How do creative children transition to creative adults? Often in our teenage years, when our sense of self becomes tenuous and malleable, is the time when we stop exploring and become self-conscious about our creative abilities. I’ve spoken with art educators who notice a distinct change in children when they hit 12 or 13, and they begin to judge themselves, equating artistic talent with creative ability. Somehow, drawing well has become the litmus test for creative thinking.
Creativity is not beholden to artistic talent, and we need to instill that idea in children, teens, and adults alike. I am encouraged by this statement from Tom and David Kelley (author of The Art of Invention and founder of IDEO, respectfully) that
“all creative people have one thing in common: at some point, they decided to be creative” (75).

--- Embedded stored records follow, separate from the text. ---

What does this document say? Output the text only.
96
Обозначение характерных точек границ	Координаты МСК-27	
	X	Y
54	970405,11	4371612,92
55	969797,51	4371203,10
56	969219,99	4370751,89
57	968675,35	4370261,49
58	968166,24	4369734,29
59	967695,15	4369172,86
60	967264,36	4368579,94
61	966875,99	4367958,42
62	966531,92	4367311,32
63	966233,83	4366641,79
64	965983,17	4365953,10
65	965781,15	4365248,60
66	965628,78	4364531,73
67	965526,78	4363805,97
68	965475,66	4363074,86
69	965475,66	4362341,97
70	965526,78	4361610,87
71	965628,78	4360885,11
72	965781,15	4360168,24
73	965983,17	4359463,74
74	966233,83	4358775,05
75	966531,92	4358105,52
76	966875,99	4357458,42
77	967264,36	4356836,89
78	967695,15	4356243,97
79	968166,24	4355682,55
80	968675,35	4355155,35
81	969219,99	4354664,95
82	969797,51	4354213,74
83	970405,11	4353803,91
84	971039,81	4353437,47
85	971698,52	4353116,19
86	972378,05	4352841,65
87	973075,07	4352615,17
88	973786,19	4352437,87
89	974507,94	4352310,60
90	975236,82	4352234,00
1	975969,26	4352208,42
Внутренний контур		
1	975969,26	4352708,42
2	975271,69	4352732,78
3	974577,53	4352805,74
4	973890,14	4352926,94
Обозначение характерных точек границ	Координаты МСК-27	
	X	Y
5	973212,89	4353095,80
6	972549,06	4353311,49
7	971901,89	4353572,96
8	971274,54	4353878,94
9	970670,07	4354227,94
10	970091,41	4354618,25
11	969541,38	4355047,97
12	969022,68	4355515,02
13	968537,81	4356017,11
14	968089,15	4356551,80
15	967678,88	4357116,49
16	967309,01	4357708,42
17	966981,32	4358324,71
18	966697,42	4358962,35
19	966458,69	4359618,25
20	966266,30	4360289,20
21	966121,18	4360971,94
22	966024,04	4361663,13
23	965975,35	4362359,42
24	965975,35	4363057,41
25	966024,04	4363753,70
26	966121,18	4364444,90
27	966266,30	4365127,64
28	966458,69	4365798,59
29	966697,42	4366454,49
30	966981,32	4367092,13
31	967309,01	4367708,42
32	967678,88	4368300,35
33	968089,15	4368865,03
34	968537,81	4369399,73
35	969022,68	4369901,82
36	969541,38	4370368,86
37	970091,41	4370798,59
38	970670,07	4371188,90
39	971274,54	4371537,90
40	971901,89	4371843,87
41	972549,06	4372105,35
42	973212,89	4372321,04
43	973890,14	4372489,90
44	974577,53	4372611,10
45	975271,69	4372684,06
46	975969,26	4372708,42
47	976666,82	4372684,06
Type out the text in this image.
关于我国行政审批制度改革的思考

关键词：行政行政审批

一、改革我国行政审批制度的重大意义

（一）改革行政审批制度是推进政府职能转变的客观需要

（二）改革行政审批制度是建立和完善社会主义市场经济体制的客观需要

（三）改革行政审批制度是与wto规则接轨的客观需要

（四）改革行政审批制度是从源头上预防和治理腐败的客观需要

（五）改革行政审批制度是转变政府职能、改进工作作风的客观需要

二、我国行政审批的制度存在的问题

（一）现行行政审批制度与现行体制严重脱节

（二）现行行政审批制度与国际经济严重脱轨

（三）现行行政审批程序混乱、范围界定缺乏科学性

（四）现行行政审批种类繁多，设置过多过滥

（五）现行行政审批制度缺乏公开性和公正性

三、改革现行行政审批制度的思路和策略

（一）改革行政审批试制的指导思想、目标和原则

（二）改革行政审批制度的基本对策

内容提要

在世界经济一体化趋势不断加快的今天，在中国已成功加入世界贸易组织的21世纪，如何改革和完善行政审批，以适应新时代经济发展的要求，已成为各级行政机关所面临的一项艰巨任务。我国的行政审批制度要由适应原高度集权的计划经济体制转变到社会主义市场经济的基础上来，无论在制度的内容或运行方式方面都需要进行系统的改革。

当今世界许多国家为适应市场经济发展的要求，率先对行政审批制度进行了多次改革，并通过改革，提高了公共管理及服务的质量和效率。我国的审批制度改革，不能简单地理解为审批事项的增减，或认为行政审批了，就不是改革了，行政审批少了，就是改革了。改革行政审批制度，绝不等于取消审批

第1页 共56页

If parents, educators and society at-large can promote this idea, then we can harness the entire population’s creative confidence.
Creative thinking is characterized by the fluency (quantity) and flexibility (diversity) of ideas, which is also called divergent thinking. What sort of personal characteristics lead to this kind of thinking? In a nutshell: a sense of urgent optimism, resilience against failure, comfort with ambiguity, a sense of empathy for others, a mix of crystallized and fluid intelligence, curiosity, and nonconformity. Creative people are driven to produce for the sake of producing; they get joy and satisfaction from making a doing, regardless of whether it fulfills a client brief or a school assignment.
A discussion of creative individuals must not neglect the darker side of creativity, over which there is much debate and discussion. The essential questions are whether or not mental illness contribute to creativity, whether torment is a necessary ingredient in the creative process, and whether drugs and alcohol have an effect on the creative brain. These are big questions, which we’ll investigate more in depth later.